Jane Muder's profile

Grubhub Alexa skill VUI design process

Prototyping, designing, testing, & launching 
‘Reorder with Grubhub,’ an Amazon Alexa VUI skill

Project roles: Lead voice user interface (VUI) designer, head of content

View the complementary product marketing & FAQ page I created at https://www.grubhub.com/alexa
On March 15, 2017, Grubhub celebrated the launch of our first voice-controlled ordering system, ‘Reorder with Grubhub’ for Amazon Alexa. Designed for frequent Grubhub users, this skill evolves the ordering experience by enabling diners to reorder their favorite dishes without lifting a finger. In this post, I’ll walk you through basic skill functionality, my prototyping, design, and testing processes, and the run-up to launch.

(Note: ‘Reorder with Seamless’ for Amazon Alexa launched next, in May 2017. Much of what's covered in this paper applies equally to that skill. However, its user accounts and order data-sets are unique to the Seamless platform. In other words, they do not cross over to the Grubhub skill or VUI—and the reverse is also true.)
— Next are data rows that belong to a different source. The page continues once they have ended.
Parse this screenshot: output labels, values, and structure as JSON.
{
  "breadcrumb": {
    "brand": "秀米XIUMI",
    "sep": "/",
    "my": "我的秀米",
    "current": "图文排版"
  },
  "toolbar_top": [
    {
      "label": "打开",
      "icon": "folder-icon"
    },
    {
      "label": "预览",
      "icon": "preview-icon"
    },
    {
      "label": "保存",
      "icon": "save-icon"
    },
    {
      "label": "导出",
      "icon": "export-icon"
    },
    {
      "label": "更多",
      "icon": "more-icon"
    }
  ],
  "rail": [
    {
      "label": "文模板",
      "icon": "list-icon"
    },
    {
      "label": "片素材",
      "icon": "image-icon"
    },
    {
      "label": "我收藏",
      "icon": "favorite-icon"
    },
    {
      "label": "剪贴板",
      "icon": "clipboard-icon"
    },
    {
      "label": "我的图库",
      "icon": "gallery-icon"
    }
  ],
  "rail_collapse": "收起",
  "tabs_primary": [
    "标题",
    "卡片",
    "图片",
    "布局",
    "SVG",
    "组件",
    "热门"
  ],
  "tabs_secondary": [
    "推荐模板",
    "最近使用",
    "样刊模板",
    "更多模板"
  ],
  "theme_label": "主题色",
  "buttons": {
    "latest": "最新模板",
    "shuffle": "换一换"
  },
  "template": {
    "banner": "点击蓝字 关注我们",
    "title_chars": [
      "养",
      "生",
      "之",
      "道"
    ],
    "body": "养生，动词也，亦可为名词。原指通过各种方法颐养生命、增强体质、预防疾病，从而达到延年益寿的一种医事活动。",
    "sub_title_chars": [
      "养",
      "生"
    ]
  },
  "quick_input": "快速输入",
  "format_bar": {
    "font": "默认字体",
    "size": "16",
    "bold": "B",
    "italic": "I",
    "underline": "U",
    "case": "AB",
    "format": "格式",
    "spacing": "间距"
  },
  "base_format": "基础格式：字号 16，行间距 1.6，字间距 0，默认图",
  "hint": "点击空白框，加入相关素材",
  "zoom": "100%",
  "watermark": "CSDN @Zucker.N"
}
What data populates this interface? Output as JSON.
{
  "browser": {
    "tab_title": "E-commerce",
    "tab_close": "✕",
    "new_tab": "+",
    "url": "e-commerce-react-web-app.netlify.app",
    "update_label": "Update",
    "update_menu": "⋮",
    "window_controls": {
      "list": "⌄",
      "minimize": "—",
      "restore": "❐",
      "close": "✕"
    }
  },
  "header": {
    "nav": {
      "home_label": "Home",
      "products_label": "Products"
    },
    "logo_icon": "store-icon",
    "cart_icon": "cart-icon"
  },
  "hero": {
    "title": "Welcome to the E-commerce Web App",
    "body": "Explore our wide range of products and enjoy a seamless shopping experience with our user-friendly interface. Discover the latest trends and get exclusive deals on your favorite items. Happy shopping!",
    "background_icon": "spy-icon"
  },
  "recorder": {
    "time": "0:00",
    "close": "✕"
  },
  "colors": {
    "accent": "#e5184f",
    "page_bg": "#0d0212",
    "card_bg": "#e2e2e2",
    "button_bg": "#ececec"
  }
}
An overview of the Grubhub skill

If you’re a current Grubhub user and you’ve enabled our skill in the Amazon Alexa store, you’ll be able to use the Alexa voice user interface (VUI) to reorder from your Grubhub Order History. You can also manage and update your default payment method and delivery address. This diagram, which will seem more intuitive as you read on, gives an overview of how the Alexa skill works:
Phrases, slot values, and intents: VUI building blocks

Let’s look more closely at what’s happening between a typical Grubhub Alexa skill user and the voice user interface (VUI). Designing a voice-driven skill like this requires that we anticipate and build a comprehensive phrase library, encompassing all possible prompts, questions, and commands a user may utter when interacting with the VUI.

Each phrase I've included in the phrase library contains a few different components: utterances, slot values, and intents. Certain phrases also include one or two more components critical to successful exchanges of information between the user and the Alexa VUI. These components are a) the “wake word,” which signals the Amazon Echo or other device with Amazon Alexa to pay attention to the user's speech — and b) the “skill name,” which invokes a specific skill.

To understand how components are combined into phrases, and how phrases come together to build the library, let’s look at a sample exchange between a Grubhub user and his or her Amazon Echo or other Alexa-enabled device. When the user wants to talk to Alexa, s/he says the “wake word” associated with its device (e.g., “Alexa”).

Here’s an example of what the user might say to initiate the exchange:
If the user’s a Grubhub customer who has ordered from Blue Ribbon Sushi recently, and Grubhub indicates that the order’s available, Alexa will respond with the next step in the reordering process.

Phrases are also grouped together based on the specific sort of action or response they trigger, and sometimes, other details such as the slot value they contain — for example, RestaurantName or OrderDate. These groups of phrases are called “intents,” and when they're all put together, they function as a language rubric and a phrase library for the Grubhub skill. Currently, the library contains hundreds of phrases and dozens of intents.

When formatted as an intent, a sample phrase will look like this:
Note that in intent format, we omit the “wake word” (i.e., Alexa) and the skill name (i.e., Grubhub), since these aspects of the exchange are handled elsewhere in the code. Likewise, the restaurant uttered above (i.e., Blue Ribbon Sushi) has been replaced with the generic RestaurantName slot value string so the user can request any restaurant from his or her Grubhub order history.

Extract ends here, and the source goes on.